The assemblage looked like one of Ben’s science projects but he couldn’t think about that now.

David practiced the actions he’d be taking in approximately seventy-six minutes-the length of time it would take to play to the end of Beethoven’s heroic Third Symphony, depending, of course, on this particular orchestra’s pacing and the length of time between movements.

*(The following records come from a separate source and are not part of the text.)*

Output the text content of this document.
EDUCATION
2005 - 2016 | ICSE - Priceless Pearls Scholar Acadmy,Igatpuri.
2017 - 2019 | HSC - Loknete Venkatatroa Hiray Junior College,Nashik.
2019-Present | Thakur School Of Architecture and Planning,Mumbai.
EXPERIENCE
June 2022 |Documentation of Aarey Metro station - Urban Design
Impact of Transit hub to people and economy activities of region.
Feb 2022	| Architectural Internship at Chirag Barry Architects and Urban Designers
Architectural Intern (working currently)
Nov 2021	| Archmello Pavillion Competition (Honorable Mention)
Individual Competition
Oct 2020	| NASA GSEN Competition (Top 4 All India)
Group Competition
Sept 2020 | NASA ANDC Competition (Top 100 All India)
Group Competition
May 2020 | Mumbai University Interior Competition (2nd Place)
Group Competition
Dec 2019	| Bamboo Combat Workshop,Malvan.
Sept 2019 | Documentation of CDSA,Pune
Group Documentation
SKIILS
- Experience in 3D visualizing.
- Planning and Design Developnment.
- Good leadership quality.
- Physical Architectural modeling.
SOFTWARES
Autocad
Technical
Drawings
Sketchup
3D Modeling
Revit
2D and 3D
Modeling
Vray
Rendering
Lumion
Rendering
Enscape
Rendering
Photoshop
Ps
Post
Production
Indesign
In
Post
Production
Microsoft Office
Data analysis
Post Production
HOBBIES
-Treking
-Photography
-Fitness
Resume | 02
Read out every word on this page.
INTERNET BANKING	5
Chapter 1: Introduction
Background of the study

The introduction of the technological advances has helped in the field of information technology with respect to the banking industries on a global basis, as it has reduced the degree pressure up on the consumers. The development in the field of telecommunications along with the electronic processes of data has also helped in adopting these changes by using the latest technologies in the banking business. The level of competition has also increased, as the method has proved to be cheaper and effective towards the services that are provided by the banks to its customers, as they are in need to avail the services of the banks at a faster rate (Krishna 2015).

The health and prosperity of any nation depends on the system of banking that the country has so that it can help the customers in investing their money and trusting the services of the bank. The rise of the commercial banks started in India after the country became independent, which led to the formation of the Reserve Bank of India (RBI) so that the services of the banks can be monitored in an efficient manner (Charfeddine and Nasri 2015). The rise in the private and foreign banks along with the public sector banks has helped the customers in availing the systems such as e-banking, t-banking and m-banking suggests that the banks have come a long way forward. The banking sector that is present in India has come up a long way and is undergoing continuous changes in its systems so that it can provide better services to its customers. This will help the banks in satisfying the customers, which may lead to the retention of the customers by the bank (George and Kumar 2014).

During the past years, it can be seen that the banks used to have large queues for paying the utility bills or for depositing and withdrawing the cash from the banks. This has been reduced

David had timed his efforts to the moment in the symphony when the minor key music of the third movement comes back in the middle of the triumphant major key third movement. He didn’t just want an ending, but an elegant ending. So during the final coda, when the last notes of the monumental piece rang out, David would activate the detonating cord using the wire connected to the battery pack. With the current applied, the assemblage would become a short circuit, turn red-hot and explode. Like a lightbulb burning out, was the way a top security analyst had explained it to him years ago when David was writing an exposé of terrorist tactics in one of the many Gaza Strip uprisings. Like the light burning out the lives of his wife and each of his children and his parents and his aunts and uncles and cousins. Caressing the wires as if they were strands of his wife’s heavy raven hair, for a moment he could almost imagine the scent of the lemony lotion she uses-used-to counteract the arid desert air.

With a start, David looked around. He’d heard something. A sound. Close by. Not music. Not rats. Not a human voice. It was coming from the air shaft. He heard it again. The sound of rocks crashing. Or a wall collapsing. And then faraway muffled shouts. A disaster? Or an expedition? None of the questions mattered anymore. Only the answers did. And only time would give those up.